Seth Godin, at least in spirit, attended last night’s Sweets and Tweets as we discussed his new book, Linchpins. Linchpins are people who jump right in, take ownership of a problem, and find solutions. While they are very valuable to the organization, organizations must address problems of succession and competency to ensure the continued success of the firm.
We had a Seth Godin look-alike at last night’s Sweets and Tweets Salon, the “Premier Social Marketing Salon in DC”, which was really a coincidence.
Sweets and Tweets bring together social marketing, marketing strategy, and internet marketing leaders from the DC Metro area with leaders in marketing and business. Prior guests included Tom Peters, of In Search of Excellence, and Anil Dash, of Expert Labs.
What are linchpins?
Last night’s discussion began with the introduction of Seth Godin — well sort of. Seth Godin is in DC hosting a day-long workshop. Since Seth was too busy preparing for the workshop, we channeled him through a look-alike to discuss his new book Linchpin: Are You Indispensable? The discussion featured local social media leaders, bloggers, and marketing folks who discussed how they are Linchpins in their organizations.
Godin defines linchpins as:
somebody in an organization who is indispensable – who simply cannot be replaced because their role is just far too unique and valuable
According to Seth Godin’s book, linchpins are indispensable to their organizations because they take ownership of problems and find solutions — even if the problem is outside their area of responsibility. In contrast, “lizard brains” are employees Seth Godin equates with low creativity and other characteristics that make them dispensable to the organization.
Of course, others, like Forbes, equate indispensability as career suicide, rather than a factor supporting career advancement. Their argument is a sound one. Organizations can’t survive by making anyone indispensable, since it damages the organization when that person leaves, dies, or quits. Moreover, the goal of an organization should involve sharing information, distributing authority to those most effective and able to make positive change, and duplicating talent across the organization, which are the antithesis of indispensability.
Our group also questioned indispensability
From a marketing standpoint, speakers made several key points to bear in mind when developing marketing strategy. One of the speakers at the event brought up a critical topic not adequately considered in Godin’s book – the topic of succession. The other — competency — emerged across speakers.

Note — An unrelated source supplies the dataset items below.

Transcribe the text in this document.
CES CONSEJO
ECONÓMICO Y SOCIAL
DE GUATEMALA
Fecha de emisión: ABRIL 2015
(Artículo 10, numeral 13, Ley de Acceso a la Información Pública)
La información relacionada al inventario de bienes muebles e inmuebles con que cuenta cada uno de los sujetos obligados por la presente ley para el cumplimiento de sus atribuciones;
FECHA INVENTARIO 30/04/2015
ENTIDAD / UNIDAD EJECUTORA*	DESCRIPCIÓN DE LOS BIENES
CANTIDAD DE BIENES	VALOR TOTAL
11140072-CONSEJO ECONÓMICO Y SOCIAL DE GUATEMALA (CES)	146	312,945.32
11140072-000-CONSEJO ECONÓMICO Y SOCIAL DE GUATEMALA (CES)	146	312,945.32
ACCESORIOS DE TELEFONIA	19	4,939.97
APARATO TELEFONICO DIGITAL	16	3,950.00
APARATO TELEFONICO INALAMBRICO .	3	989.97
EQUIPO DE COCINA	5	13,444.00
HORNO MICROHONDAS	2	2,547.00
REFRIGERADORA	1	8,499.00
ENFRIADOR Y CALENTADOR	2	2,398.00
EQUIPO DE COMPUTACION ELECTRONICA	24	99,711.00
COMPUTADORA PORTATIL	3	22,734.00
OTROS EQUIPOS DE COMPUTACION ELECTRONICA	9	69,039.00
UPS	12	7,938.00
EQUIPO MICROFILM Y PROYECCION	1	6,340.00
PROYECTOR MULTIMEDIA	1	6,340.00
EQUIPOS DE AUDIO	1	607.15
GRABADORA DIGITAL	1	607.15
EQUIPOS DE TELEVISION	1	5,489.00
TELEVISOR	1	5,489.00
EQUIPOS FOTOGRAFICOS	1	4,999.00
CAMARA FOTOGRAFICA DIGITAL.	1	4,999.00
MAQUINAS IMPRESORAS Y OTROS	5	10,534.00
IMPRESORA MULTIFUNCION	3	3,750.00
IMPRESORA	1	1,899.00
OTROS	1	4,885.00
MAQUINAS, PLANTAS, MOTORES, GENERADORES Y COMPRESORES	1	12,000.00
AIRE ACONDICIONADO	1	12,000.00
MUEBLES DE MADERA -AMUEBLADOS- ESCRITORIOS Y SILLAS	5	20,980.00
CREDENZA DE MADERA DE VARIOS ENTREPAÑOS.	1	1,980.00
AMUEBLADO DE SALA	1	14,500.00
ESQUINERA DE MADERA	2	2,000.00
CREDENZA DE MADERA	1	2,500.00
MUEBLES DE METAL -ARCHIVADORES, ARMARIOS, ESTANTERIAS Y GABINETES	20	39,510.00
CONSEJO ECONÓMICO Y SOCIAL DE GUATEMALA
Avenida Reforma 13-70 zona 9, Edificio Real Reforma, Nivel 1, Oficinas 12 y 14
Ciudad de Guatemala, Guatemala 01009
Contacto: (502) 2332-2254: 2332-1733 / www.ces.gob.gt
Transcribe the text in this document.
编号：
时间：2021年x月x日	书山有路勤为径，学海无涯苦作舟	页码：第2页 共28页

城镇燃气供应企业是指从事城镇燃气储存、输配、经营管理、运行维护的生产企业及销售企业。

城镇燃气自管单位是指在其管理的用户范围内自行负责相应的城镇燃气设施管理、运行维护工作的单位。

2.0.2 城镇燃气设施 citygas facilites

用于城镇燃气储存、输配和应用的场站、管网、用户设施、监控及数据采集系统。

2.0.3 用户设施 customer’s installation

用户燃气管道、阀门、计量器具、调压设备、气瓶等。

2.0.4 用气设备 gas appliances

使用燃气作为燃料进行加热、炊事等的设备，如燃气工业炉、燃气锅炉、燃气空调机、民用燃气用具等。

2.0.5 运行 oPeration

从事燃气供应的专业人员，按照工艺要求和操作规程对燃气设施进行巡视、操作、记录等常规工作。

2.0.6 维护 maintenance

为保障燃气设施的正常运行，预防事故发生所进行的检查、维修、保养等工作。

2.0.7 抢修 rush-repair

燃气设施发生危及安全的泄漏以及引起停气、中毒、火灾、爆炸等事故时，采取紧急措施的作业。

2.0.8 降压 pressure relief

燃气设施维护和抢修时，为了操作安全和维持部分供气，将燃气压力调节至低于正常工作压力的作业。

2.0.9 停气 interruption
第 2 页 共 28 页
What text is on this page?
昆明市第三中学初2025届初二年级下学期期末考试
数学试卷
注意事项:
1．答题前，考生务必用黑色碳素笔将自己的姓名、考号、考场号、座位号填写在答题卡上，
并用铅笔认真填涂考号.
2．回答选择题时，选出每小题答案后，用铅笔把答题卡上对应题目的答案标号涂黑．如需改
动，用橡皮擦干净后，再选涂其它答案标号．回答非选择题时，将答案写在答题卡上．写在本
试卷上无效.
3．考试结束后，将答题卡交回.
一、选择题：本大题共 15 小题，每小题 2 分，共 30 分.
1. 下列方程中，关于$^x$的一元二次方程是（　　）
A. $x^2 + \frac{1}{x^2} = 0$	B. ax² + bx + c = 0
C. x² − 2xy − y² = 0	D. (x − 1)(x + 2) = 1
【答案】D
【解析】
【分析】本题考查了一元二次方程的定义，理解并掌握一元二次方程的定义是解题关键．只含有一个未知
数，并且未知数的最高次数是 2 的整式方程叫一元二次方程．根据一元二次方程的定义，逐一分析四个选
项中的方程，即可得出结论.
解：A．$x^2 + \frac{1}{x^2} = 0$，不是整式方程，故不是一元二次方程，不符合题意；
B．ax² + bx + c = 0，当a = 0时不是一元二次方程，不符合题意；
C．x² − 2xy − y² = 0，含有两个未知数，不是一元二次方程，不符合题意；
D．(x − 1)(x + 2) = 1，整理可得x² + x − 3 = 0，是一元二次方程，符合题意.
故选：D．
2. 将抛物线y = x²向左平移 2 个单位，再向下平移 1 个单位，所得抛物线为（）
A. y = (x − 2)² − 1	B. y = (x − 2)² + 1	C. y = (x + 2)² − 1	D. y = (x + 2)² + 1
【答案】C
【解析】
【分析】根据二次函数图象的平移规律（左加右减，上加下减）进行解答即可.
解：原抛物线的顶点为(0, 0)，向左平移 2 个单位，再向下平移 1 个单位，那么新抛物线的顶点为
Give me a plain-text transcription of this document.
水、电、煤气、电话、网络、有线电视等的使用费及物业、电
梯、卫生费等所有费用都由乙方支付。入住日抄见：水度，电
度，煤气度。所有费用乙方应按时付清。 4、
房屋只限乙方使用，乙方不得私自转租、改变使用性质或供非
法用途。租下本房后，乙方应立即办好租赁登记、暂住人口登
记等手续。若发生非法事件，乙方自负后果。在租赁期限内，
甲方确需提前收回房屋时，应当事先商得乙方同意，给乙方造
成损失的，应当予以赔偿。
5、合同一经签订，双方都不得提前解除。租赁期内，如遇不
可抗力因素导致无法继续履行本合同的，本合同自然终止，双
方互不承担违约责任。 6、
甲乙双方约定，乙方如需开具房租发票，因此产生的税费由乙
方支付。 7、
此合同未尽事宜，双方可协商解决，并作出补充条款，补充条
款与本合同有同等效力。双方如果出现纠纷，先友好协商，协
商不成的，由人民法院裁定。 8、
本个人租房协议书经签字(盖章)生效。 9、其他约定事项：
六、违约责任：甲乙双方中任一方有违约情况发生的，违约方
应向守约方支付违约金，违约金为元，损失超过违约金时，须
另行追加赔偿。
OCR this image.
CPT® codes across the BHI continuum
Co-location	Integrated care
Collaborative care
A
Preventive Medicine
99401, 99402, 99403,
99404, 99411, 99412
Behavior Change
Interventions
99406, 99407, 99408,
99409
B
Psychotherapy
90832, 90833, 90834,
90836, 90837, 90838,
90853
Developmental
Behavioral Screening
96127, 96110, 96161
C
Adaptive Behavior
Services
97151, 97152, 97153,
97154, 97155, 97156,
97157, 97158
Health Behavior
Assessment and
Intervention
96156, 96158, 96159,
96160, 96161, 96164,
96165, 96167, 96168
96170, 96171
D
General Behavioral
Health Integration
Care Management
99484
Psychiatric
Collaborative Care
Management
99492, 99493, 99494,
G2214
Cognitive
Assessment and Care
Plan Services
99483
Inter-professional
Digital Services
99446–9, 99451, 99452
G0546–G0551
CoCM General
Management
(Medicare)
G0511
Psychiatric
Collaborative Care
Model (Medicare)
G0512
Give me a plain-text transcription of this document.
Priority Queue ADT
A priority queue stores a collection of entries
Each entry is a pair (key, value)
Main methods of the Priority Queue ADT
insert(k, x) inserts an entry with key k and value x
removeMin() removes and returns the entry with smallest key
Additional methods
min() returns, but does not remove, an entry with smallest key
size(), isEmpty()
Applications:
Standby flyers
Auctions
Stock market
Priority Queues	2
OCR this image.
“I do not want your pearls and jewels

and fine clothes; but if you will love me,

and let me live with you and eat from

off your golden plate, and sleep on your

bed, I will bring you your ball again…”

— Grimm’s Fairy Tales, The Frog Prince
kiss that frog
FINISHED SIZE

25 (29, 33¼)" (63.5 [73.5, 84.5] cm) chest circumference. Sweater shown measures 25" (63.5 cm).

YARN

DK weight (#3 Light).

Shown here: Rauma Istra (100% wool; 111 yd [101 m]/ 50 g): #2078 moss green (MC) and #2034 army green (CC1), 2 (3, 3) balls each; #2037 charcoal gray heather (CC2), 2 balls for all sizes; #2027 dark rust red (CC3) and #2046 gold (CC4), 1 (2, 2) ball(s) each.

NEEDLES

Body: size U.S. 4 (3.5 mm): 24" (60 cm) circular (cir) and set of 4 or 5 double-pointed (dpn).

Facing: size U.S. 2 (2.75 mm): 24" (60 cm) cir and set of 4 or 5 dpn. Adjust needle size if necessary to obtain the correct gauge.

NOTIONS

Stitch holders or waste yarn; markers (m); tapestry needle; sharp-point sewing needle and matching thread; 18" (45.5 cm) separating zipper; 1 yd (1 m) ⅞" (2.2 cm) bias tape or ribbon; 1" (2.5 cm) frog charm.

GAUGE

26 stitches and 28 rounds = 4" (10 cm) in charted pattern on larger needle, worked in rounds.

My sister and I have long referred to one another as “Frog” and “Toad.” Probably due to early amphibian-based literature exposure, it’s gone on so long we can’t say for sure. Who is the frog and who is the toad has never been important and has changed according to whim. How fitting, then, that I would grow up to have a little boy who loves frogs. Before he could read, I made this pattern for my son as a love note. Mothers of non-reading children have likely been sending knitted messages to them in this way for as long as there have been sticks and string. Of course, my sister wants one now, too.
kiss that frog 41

Succession, a topic often largely confined to discussions of entrepreneurial strategy, is critical for the long-term success of the organization. The very things that make linchpins such an integral element for the marketing strategy – things that make them indispensable for the marketing of the firm — also leave a big hole in that marketing strategy when they leave the firm. This is the perennial problem with sole proprietorships and even some larger corporations that can’t move beyond the loss of a key individual. Think about Steve Jobs and his imprint on Apple Computers. Some argue the firm stumbled and has yet to regain its former role as a key tech innovator since his death. Firms need to think about the issue of succession long before key individuals leave the company to ensure they hire new linchpins and train them to replace existing drivers of success.
The issue of competency is a much more complex and less visible problem facing firms. Linchpins are valuable because they jump right in and handle whatever problem they see. Unfortunately, this often means they are jumping into areas where they don’t really have the expertise to do the job effectively while pushing out those possessing that expertise.
For instance, I once worked for a small non-profit in a marketing role. They needed someone to maintain their database, so I stepped in since I had a minor in computer science as an undergraduate. Being a “linchpin” by personality, I took on the role willingly.
Did I do a good job? I did the best I could, but the organization’s needs far surpassed my ability. Having me run their database meant they didn’t need another person to manage their database, but I wasted a lot of time that took time away from the marketing effort they hired me to do. Plus, the organization needed someone more knowledgeable to run the database system. Of course, when I left, the whole system fell apart, a lack of succession issue. So, I helped the organization but they needed someone with specific competency in database management.
So, asking a linchpin to take over, even when they don’t have specific competence, is better than nothing. However, too often firms begin to accept the competency of the linchpin, ignoring the reality that hiring someone truly competent in a critical role rather than continuing to rely on the linchpin generates more success.
I’ve seen this happen too often. A company puts too much faith in a linchpin because they won’t say no, either because they’re afraid of losing their job or because they know the work won’t get done if they don’t do it.
I once worked as a consultant for a Fortune 50 company and was asked by their VP of Marketing to provide a format for completing a marketing plan. The guy was a linchpin but he came from sales, without much marketing expertise. He stepped into the role because of its title and salary, yet, he lacked even the most basic skills to perform the job. Rather than own his ignorance, he sought outside help to perform the assigned task.
In some jobs, it’s more obvious that the linchpin can’t cut it anymore. The more technical the job — the more quickly the limitations of the linchpin come to light.
In marketing, too often these limitations don’t emerge when no one has marketing experience to know what the organization should do or what results are optimal. For instance, it’s easy to see that I lacked skills in database design when I was unable to debug a problem arising with our database. As an engineer, its easy to see that the bridge doesn’t support itself. In marketing, journalists, English majors, communication majors, pretty much anyone with sound liberal arts training, can put words together to formulate press releases, write brochures, even write a marketing plan. However, they may know little or nothing about target marketing, consumer behavior models, how to conduct market research that is insightful and unbiased, or writing copy that nurtures a lead to conversion.
Having linchpins is a great thing for a business and a sound business strategy suggests firms should do everything they can to attract, motivate, and retain linchpins who fill in when needed. Organizations must; however, recognize these potential drawbacks associated with linchpins and establish strategies to overcome the drawbacks.